6 Conclusions and further work

This paper explores the theory, implementation and experimental application of a new framework (MIL) for machine learning by abduction with respect to a given Meta-interpreter. We have demonstrated that the MIL framework can be implemented using a simple Prolog program or within a more sophisticated solver such as ASP. We have applied these implementations to the problem of inductive inference of grammars, where our experiments indicate that they compete favourably in speed and accuracy with the state of the art ILP system MC-TopLog. The MIL framework has a number of advantages with respect to the standard ILP framework. In particular, predicate invention and mutual recursion can be incorporated with ease by way of Skolem constants. The Meta-interpreter provides an efficient declarative bias mechanism for controlling the search for hypotheses, which takes advantage of the completeness of SLD resolution in Prolog. This mechanism is distinct from the use of first-order declarative bias in the form of a ⊤ theory (Muggleton et al. 2010, 2012) since it is not assumed that the meta-interpreter entails each hypothesis.

The approach presented here is limited to learning grammars in the form of DCGs. Such grammars can be learned with predicates of arity at most 2. In future work we hope to deal with a number of extensions of this study. In particular, we would like to extend the applications of the MIL framework to non-grammar fragments of first-order logic. We have shown an example of non-grammar learning, but more general learning problem requires Monadic and Dyadic and higher arity fragments of first-order logic. We would like to incorporate a number of other features of ILP and SRL learning systems such as probabilistic parameters (similar to SRL) and noise handling.

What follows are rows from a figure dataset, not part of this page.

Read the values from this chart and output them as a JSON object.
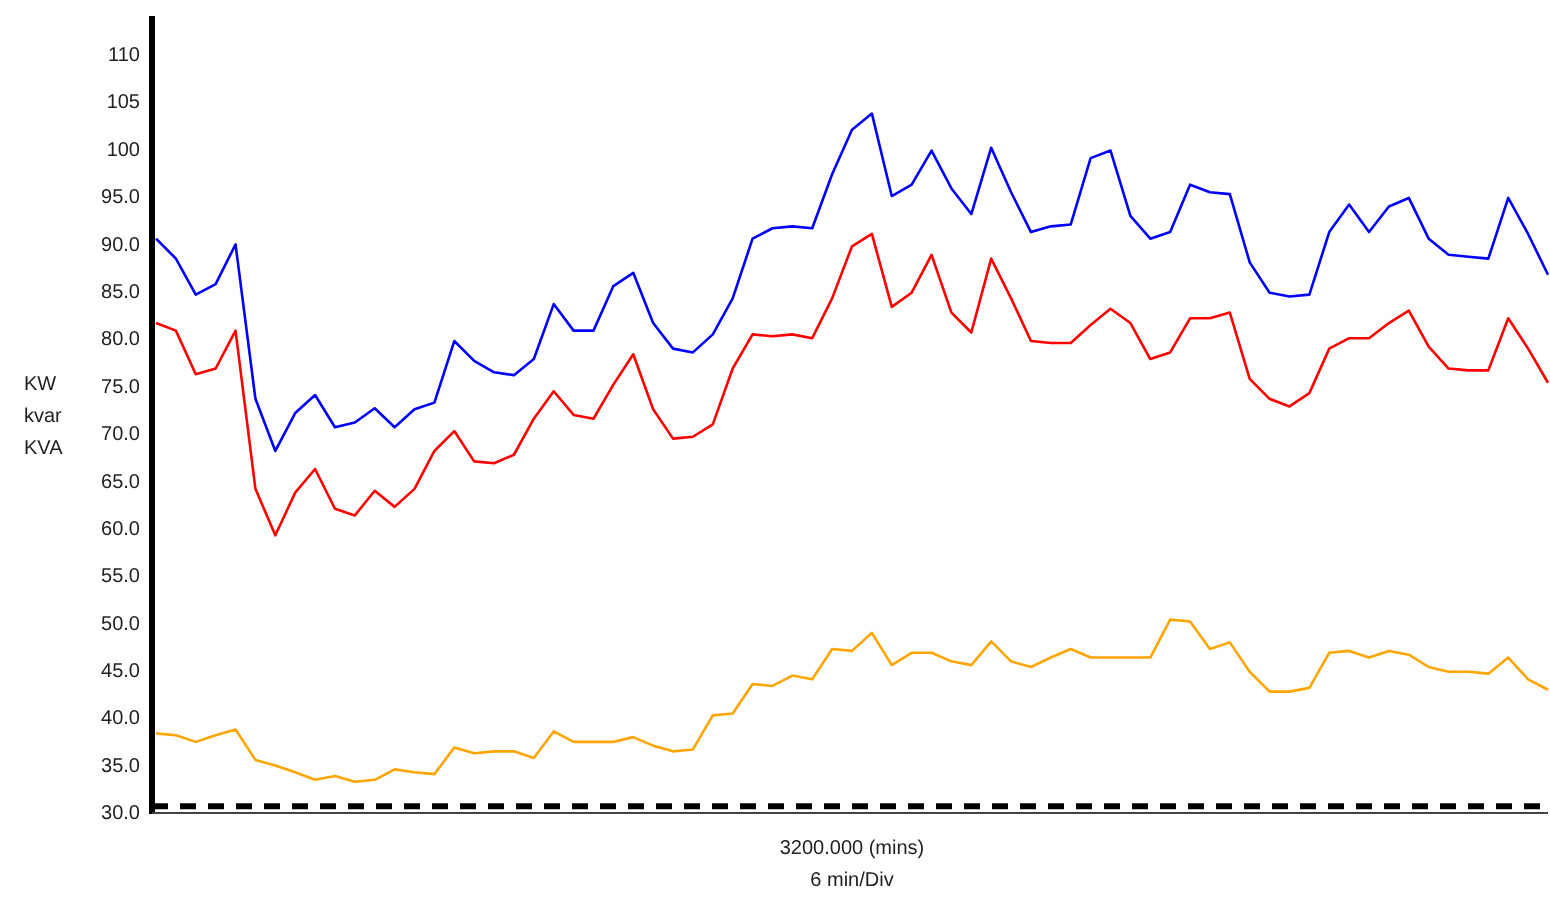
{
  "chart_data": {
    "type": "line",
    "xlabel": "3200.000 (mins)",
    "ylabel": "KW kvar KVA",
    "annotations": [
      "6 min/Div"
    ],
    "categories": [
      null,
      null,
      null,
      null,
      null,
      null,
      null,
      null,
      null,
      null,
      null,
      null,
      null,
      null,
      null,
      null,
      null,
      null,
      null,
      null,
      null,
      null,
      null,
      null,
      null,
      null,
      null,
      null,
      null,
      null,
      null,
      null,
      null,
      null,
      null,
      null,
      null,
      null,
      null,
      null,
      null,
      null,
      null,
      null,
      null,
      null,
      null,
      null,
      null,
      null,
      null,
      null,
      null,
      null,
      null,
      null,
      null,
      null,
      null,
      null,
      null,
      null,
      null,
      null,
      null,
      null,
      null,
      null,
      null,
      null,
      null
    ],
    "ylim": [
      30,
      114
    ],
    "yticks": [
      {
        "value": 30,
        "label": "30.0"
      },
      {
        "value": 35,
        "label": "35.0"
      },
      {
        "value": 40,
        "label": "40.0"
      },
      {
        "value": 45,
        "label": "45.0"
      },
      {
        "value": 50,
        "label": "50.0"
      },
      {
        "value": 55,
        "label": "55.0"
      },
      {
        "value": 60,
        "label": "60.0"
      },
      {
        "value": 65,
        "label": "65.0"
      },
      {
        "value": 70,
        "label": "70.0"
      },
      {
        "value": 75,
        "label": "75.0"
      },
      {
        "value": 80,
        "label": "80.0"
      },
      {
        "value": 85,
        "label": "85.0"
      },
      {
        "value": 90,
        "label": "90.0"
      },
      {
        "value": 95,
        "label": "95.0"
      },
      100,
      105,
      110
    ],
    "grid": false,
    "marker": "none",
    "line_style": "solid",
    "ref_lines": [
      {
        "axis": "y",
        "value": 30.6,
        "color": "#000000",
        "line_style": "dashed"
      }
    ],
    "series": [
      {
        "color": "#0000ff",
        "values": [
          90.5,
          88.4,
          84.6,
          85.7,
          89.9,
          73.6,
          68.1,
          72.1,
          74.0,
          70.6,
          71.1,
          72.6,
          70.6,
          72.5,
          73.2,
          79.7,
          77.6,
          76.4,
          76.1,
          77.8,
          83.6,
          80.8,
          80.8,
          85.5,
          86.9,
          81.6,
          78.9,
          78.5,
          80.4,
          84.2,
          90.5,
          91.6,
          91.8,
          91.6,
          97.3,
          102.0,
          103.7,
          95.0,
          96.2,
          99.8,
          95.8,
          93.1,
          100.1,
          95.4,
          91.2,
          91.8,
          92.0,
          99.0,
          99.8,
          92.9,
          90.5,
          91.2,
          96.2,
          95.4,
          95.2,
          88.0,
          84.8,
          84.4,
          84.6,
          91.2,
          94.1,
          91.2,
          93.9,
          94.8,
          90.5,
          88.8,
          88.6,
          88.4,
          94.8,
          91.0,
          86.7
        ]
      },
      {
        "color": "#ff0000",
        "values": [
          81.6,
          80.8,
          76.2,
          76.8,
          80.8,
          64.1,
          59.2,
          63.7,
          66.2,
          62.0,
          61.3,
          63.9,
          62.2,
          64.1,
          68.1,
          70.2,
          67.0,
          66.8,
          67.7,
          71.5,
          74.4,
          71.9,
          71.5,
          75.1,
          78.3,
          72.5,
          69.4,
          69.6,
          70.9,
          76.8,
          80.4,
          80.2,
          80.4,
          80.0,
          84.2,
          89.7,
          91.0,
          83.3,
          84.8,
          88.8,
          82.7,
          80.6,
          88.4,
          84.2,
          79.7,
          79.5,
          79.5,
          81.4,
          83.1,
          81.6,
          77.8,
          78.5,
          82.1,
          82.1,
          82.7,
          75.7,
          73.6,
          72.8,
          74.2,
          78.9,
          80.0,
          80.0,
          81.6,
          82.9,
          79.1,
          76.8,
          76.6,
          76.6,
          82.1,
          78.9,
          75.3
        ]
      },
      {
        "color": "#ffa500",
        "values": [
          38.3,
          38.1,
          37.4,
          38.1,
          38.7,
          35.5,
          34.9,
          34.2,
          33.4,
          33.8,
          33.2,
          33.4,
          34.5,
          34.2,
          34.0,
          36.8,
          36.2,
          36.4,
          36.4,
          35.7,
          38.5,
          37.4,
          37.4,
          37.4,
          37.9,
          37.0,
          36.4,
          36.6,
          40.2,
          40.4,
          43.5,
          43.3,
          44.4,
          44.0,
          47.2,
          47.0,
          48.9,
          45.5,
          46.8,
          46.8,
          45.9,
          45.5,
          48.0,
          45.9,
          45.3,
          46.3,
          47.2,
          46.3,
          46.3,
          46.3,
          46.3,
          50.3,
          50.1,
          47.2,
          47.9,
          44.8,
          42.7,
          42.7,
          43.1,
          46.8,
          47.0,
          46.3,
          47.0,
          46.6,
          45.3,
          44.8,
          44.8,
          44.6,
          46.3,
          44.0,
          42.9
        ]
      }
    ]
  }
}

Clearly devising an appropriate meta-interpreter for a fragment of logic other than those studied in this paper will require careful mathematical analysis. The situation may be compared to that within Support Vector Machines, in which certain mathematical properties have to be established for each new form of kernel function. Hopefully, over time, such a process will become more routine and it may be possible to provide end users with general tools which support this activity. In the ideal case, we would like in future work, to develop a meta-interpreter which is capable of implementing highly expressive, ideally Turing-complete, languages. Such a meta-interpreter might then be reasonably expected to learn effectively on arbitrary new problems without further manual revision of its meta-interpreter.

In closing we believe the MIL framework provides a promising and novel form of Inductive Logic Programming which avoids a number of the bottlenecks of existing approaches.